Trump is meanwhile warning that if China doesn’t crack down on its ally North Korea of its ballistic missile and nuclear program, Washington will take unspecified steps that Beijing might oppose.
But in other areas, Trump has already significantly softened his approach towards the Asian giant. He for example failed to honor his vow to designate Beijing a currency manipulator on day one of his administration and has taken no significant steps to reorient an imbalance in trading flows.
The President has already bowed to Chinese demands that he agree to abide by the “One China” policy, after he suggested he could use the status of US relations with Taiwan as a bargaining chip in trade talks with Beijing.
Washington has also softened its rhetoric on China’s territorial muscling in the South China Sea — there has been no repeat of Secretary of State Rex Tillerson’s warning in his confirmation hearing that China might need to be blocked from artificial islands it has built in the region.
Will Trump’s unpredictability help him?
In fact, there is some confusion around the world as to exactly what US policy towards China actually is.
“I think it’s a mess, I think they are all over the place. Maybe the significance of this summit is that we will finally get a steer as to which way they are heading,” said Rachman.
In one sense, that uncertainty over Trump’s intentions, as well as his inexperience and lack of a long-term grounding in US-China relations, may give the US leader a paradoxical advantage, in that the Chinese side cannot be sure exactly what approach he will take and how he will behave and whether he will stick to the diplomatic frameworks that have defined US-China relations for decades.
Americans who have spent time in Beijing says that the Chinese leadership — like much of the rest of the world — is still trying to figure Trump out.

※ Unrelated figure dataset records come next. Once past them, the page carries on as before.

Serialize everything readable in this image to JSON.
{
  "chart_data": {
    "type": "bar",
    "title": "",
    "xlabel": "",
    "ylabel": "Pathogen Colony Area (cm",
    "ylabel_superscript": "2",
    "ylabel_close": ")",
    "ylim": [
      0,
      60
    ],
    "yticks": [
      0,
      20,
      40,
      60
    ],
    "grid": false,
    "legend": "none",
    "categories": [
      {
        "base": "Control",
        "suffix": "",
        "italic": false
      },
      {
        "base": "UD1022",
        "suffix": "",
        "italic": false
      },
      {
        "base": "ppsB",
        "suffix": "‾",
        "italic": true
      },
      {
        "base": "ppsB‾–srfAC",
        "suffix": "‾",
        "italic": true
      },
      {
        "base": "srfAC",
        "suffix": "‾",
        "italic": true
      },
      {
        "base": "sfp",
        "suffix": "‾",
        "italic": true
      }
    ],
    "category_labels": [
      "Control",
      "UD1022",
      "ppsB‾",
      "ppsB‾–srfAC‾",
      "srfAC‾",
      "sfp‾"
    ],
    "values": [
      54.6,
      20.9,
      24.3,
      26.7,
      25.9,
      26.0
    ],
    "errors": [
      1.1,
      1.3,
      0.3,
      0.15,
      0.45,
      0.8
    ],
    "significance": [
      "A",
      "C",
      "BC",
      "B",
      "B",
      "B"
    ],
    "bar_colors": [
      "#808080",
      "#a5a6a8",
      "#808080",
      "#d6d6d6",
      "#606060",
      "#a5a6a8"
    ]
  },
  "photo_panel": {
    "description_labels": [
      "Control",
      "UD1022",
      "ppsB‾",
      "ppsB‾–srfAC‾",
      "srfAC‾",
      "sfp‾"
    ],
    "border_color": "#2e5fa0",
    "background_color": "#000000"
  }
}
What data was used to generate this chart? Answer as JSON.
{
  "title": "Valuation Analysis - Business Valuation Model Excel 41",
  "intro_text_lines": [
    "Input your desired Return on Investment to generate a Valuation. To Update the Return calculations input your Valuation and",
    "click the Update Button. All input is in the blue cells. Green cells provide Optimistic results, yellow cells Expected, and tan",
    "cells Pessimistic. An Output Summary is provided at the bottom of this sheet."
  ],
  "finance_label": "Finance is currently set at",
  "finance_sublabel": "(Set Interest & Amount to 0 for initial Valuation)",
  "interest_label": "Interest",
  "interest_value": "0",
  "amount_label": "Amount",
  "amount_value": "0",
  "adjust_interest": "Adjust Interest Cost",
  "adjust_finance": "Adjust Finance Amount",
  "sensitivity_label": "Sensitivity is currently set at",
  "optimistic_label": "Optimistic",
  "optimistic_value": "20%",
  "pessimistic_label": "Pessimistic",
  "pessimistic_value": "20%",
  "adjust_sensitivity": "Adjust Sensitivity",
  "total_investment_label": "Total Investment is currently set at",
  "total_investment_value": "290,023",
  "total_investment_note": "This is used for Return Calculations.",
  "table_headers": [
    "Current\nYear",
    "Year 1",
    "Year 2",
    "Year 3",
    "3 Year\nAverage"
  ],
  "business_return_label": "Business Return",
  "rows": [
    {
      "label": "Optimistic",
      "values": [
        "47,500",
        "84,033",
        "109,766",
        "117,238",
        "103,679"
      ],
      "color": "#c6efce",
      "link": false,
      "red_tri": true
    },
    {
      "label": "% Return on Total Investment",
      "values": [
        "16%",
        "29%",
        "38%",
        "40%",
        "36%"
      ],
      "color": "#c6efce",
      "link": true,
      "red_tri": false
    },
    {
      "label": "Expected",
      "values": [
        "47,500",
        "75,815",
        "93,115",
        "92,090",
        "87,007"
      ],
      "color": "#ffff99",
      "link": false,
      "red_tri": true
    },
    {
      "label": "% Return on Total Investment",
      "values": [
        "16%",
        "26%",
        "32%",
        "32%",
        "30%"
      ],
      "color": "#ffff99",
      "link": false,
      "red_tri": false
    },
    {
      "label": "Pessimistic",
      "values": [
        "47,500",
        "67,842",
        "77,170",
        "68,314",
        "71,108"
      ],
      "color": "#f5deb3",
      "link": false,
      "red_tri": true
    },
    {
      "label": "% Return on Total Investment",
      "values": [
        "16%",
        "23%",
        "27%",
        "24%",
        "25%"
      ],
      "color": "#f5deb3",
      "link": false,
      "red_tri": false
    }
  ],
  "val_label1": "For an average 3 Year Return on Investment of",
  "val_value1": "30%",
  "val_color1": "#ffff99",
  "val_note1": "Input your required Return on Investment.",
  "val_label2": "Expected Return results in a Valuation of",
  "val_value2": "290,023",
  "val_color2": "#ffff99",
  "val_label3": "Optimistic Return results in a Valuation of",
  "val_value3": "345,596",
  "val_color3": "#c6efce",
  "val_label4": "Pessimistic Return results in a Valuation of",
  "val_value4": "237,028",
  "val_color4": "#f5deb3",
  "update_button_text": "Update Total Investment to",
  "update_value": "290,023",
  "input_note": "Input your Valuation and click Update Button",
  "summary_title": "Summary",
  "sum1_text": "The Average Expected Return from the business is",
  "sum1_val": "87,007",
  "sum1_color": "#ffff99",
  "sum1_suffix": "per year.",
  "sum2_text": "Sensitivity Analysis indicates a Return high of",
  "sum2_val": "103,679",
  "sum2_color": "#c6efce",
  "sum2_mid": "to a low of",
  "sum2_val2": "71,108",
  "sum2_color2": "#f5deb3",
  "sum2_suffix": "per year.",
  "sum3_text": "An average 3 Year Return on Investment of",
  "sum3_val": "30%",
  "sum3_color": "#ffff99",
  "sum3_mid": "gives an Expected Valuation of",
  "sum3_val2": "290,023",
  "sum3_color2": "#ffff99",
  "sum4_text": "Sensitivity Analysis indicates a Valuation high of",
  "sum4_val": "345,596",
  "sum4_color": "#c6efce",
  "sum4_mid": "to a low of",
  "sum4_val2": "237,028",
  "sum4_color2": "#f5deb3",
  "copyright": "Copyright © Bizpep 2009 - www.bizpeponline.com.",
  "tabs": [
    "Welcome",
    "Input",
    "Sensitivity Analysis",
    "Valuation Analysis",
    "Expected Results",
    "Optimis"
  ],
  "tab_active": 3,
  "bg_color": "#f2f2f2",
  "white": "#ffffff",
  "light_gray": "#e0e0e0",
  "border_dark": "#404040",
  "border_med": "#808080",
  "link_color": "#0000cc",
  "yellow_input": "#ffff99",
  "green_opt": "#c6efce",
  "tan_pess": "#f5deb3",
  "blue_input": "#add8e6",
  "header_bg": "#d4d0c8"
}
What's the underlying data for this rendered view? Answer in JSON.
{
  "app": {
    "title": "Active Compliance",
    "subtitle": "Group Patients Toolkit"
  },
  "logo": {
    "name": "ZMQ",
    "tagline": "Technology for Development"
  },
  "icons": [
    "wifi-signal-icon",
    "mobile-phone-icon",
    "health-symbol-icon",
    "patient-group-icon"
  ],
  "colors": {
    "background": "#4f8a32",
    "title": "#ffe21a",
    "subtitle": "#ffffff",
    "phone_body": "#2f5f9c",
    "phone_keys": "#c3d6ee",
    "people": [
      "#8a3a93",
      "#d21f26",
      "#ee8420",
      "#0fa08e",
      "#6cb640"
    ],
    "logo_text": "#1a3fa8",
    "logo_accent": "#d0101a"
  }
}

To begin with, these analysts say, China viewed Trump as the kind of Republican who talked tough on the campaign trail but would settle into conventional behavior towards Beijing once he recognized the stakes, as president. His history as a businessman furthered an impression that the new US leader was someone who would look to bargain and seek deals.
But Trump’s decision to accept a telephone call from Taiwanese President Tsai Ing-wen — becoming the first president or president-elect to do so — shook Chinese leaders and led them to question their initial assumptions and to game out the potential for a more adversarial relationship with the United States.
“From the Chinese point of view, there is real uncertainty about what to expect from Trump. They are not sure,” said Aaron Friedberg, a professor of politics and international affairs at Princeton University, who formerly worked in the office of Vice President Dick Cheney.
“I think they worry that the new administration could be tougher and/or less predictable than its predecessor. At the same time, they do continue to talk about Trump as a deal maker, Trump as a pragmatist, they see him as more potentially more flexible, less ideological and therefore someone with whom they can make a deal,” he said.